Pani stole secret documents about Intel's chip manufacturing and design, and intended to use the data to advance his career at AMD or someplace else when the opportunity arose.
Pani, an employee of Intel's Massachusetts Microprocessor Development Center, working on the design of Itanium processors, is said to have resigned from Intel on May 29, 2008, and took leave from Intel up to June 11, purportedly to use accrued vacation time.The investigation concluded that AMD neither requested the information that Pani had stolen from Intel, nor knew that Pani had taken or would take the information. Pani faces as long as 20 years in prison for each of the five fraud counts he committed.
Pani however joined Intel's rival Advanced Micro Devices on June 2, while still on Intel's payroll, and continuing to have access to Intel's servers. He returned to Intel on June 11 for an exit interview on what was to be his last day at Intel, according to his indictment in 2008.
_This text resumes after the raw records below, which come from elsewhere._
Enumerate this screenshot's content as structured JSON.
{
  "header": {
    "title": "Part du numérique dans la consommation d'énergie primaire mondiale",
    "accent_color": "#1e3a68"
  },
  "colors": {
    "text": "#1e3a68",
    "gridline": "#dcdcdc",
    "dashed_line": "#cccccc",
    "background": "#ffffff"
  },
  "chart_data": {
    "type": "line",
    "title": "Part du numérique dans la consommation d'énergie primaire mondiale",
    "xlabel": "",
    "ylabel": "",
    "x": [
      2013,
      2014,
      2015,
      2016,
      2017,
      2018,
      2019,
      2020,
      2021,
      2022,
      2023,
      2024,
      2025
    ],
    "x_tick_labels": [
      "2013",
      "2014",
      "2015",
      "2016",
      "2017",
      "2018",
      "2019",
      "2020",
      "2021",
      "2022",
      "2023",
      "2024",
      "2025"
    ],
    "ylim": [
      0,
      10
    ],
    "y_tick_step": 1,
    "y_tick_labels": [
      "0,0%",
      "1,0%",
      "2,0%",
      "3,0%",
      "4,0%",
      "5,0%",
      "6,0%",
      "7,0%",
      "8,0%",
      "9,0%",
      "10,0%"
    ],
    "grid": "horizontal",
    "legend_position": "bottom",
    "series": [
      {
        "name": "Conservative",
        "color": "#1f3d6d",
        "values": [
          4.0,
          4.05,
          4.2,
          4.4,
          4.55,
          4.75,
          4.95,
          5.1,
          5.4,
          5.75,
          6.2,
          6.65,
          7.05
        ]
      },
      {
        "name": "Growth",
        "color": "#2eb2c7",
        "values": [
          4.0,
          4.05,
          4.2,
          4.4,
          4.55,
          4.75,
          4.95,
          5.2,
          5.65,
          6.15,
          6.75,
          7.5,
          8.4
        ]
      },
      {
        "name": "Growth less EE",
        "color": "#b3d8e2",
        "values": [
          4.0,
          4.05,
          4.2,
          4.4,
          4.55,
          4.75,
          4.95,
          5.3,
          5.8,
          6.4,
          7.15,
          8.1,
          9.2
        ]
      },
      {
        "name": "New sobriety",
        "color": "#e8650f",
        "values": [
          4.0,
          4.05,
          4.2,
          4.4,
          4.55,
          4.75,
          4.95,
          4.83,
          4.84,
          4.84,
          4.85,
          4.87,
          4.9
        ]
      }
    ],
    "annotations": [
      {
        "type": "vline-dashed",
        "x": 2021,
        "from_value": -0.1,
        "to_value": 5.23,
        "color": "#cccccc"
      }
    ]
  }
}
From June 8 through June 11, Pani downloaded 13 "top secret" Intel design documents from the company's servers in California, according to the indictment. He copied them from his Intel-issued laptop to an external drive to have access to the documents after he returned the laptop to Intel. He is said to have tried to access the servers again around June 13 after he found that he could not access the documents offline because he had not completed the procedure required for viewing the encrypted documents offline.